Democrats can use Biden's $ 2.3 trillion American employment plan, which focuses on transportation and fighting climate change, and his $ 1.8 trillion American family plan, which focuses on issues such as education and childcare to combine into a reconciliation package. You can also try adding priorities that were not part of Biden's suggestions.
But the bigger the package, the more revenue will be needed to offset the cost.
Biden has proposed paying the establishment plan through tax increases for companies, and the families plan through tax increases for high-income individuals. While Democrats generally advocate higher taxes for the rich and corporate, some lawmakers have doubts about the specifics of Biden's plans.
Some have voiced concerns about Biden's proposal to raise the corporate tax rate from 21 percent to 28 percent, favoring a rate of 25 percent instead.
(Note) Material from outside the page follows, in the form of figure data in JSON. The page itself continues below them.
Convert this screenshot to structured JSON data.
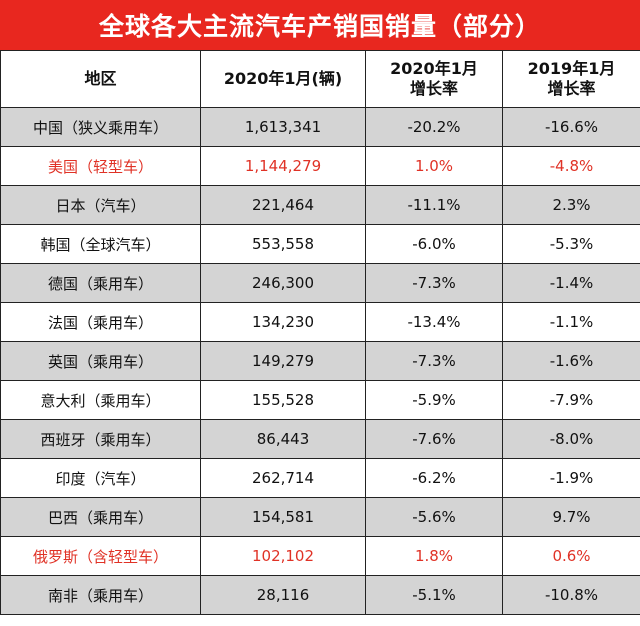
{
  "title": "全球各大主流汽车产销国销量（部分）",
  "headers": {
    "region": "地区",
    "sales": "2020年1月(辆)",
    "growth2020_line1": "2020年1月",
    "growth2020_line2": "增长率",
    "growth2019_line1": "2019年1月",
    "growth2019_line2": "增长率"
  },
  "highlight_color": "#e03226",
  "rows": [
    {
      "region": "中国（狭义乘用车）",
      "sales": "1,613,341",
      "growth2020": "-20.2%",
      "growth2019": "-16.6%",
      "highlight": false
    },
    {
      "region": "美国（轻型车）",
      "sales": "1,144,279",
      "growth2020": "1.0%",
      "growth2019": "-4.8%",
      "highlight": true
    },
    {
      "region": "日本（汽车）",
      "sales": "221,464",
      "growth2020": "-11.1%",
      "growth2019": "2.3%",
      "highlight": false
    },
    {
      "region": "韩国（全球汽车）",
      "sales": "553,558",
      "growth2020": "-6.0%",
      "growth2019": "-5.3%",
      "highlight": false
    },
    {
      "region": "德国（乘用车）",
      "sales": "246,300",
      "growth2020": "-7.3%",
      "growth2019": "-1.4%",
      "highlight": false
    },
    {
      "region": "法国（乘用车）",
      "sales": "134,230",
      "growth2020": "-13.4%",
      "growth2019": "-1.1%",
      "highlight": false
    },
    {
      "region": "英国（乘用车）",
      "sales": "149,279",
      "growth2020": "-7.3%",
      "growth2019": "-1.6%",
      "highlight": false
    },
    {
      "region": "意大利（乘用车）",
      "sales": "155,528",
      "growth2020": "-5.9%",
      "growth2019": "-7.9%",
      "highlight": false
    },
    {
      "region": "西班牙（乘用车）",
      "sales": "86,443",
      "growth2020": "-7.6%",
      "growth2019": "-8.0%",
      "highlight": false
    },
    {
      "region": "印度（汽车）",
      "sales": "262,714",
      "growth2020": "-6.2%",
      "growth2019": "-1.9%",
      "highlight": false
    },
    {
      "region": "巴西（乘用车）",
      "sales": "154,581",
      "growth2020": "-5.6%",
      "growth2019": "9.7%",
      "highlight": false
    },
    {
      "region": "俄罗斯（含轻型车）",
      "sales": "102,102",
      "growth2020": "1.8%",
      "growth2019": "0.6%",
      "highlight": true
    },
    {
      "region": "南非（乘用车）",
      "sales": "28,116",
      "growth2020": "-5.1%",
      "growth2019": "-10.8%",
      "highlight": false
    }
  ]
}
And Agriculture-focused Democrats have raised concerns about Biden's proposal to tax capital gains in the event of death.
"Although I recognize that the proposal provides for some exceptions, the provisions could still lead to significant tax burdens for many family farms," said the chairman of Parliament's Agriculture Committee David ScottDavid Albert ScottCivic Attorney Announces Offer for Texas Attorney General to Legislators, Activists Recall Civil Rights Symbols on Bloody Sunday Amazon Manager Sus Companies Over Racial Discrimination And Harassment Allegations MORE (D-Ga.) Wrote a letter to Biden this week.
There is also a debate among Democrats over whether infrastructure legislation should include lifting the state and local tax deduction (SALT) cap.
Democrats from high-tax countries like New York, New Jersey, and California want infrastructure laws to lift the cap, arguing that doing so would help their states and residents recover from the coronavirus pandemic. However, the removal was not included in Biden's proposals because of cost, and some progressives oppose removing the cap as it is believed that it will mainly benefit high-income households.
A number of polls have found public support for increasing taxes for the wealthy and businesses. Still, Democrats may be concerned that Republicans will argue in the 2022 midterm elections that the left has raised taxes on the middle class, though largely not.
"I think Democrats are nervous about going alone about a big tax hike, even if the tax hike only applies to rich people and businesses," said Howard Gleckman, senior fellow at the Urban-Brookings Tax Policy Center.
Despite some concerns raised by lawmakers, Congressional watchers believe the Democrats will ultimately reach an agreement on an infrastructure bill that will be supported by a majority of factions, although it is unclear exactly how big such an agreement will be.
"Joe Biden didn't get it to the point where he didn't have to show a bill," said Gleckman.
Frank Clemente, executive director of the left-wing Americans for Tax Fairness group, said that as an infrastructure package progresses, Democrats will be less concerned about the specific issues that affect them and more focused on the benefits of spending for their states and districts .
He said he believes Democrats will realize that their prospects in the mid-term elections depend on whether they have passed laws that greatly improve people's lives.
"If they fail to do that, their prospects at the ballot box will be much more limited," said Clemente.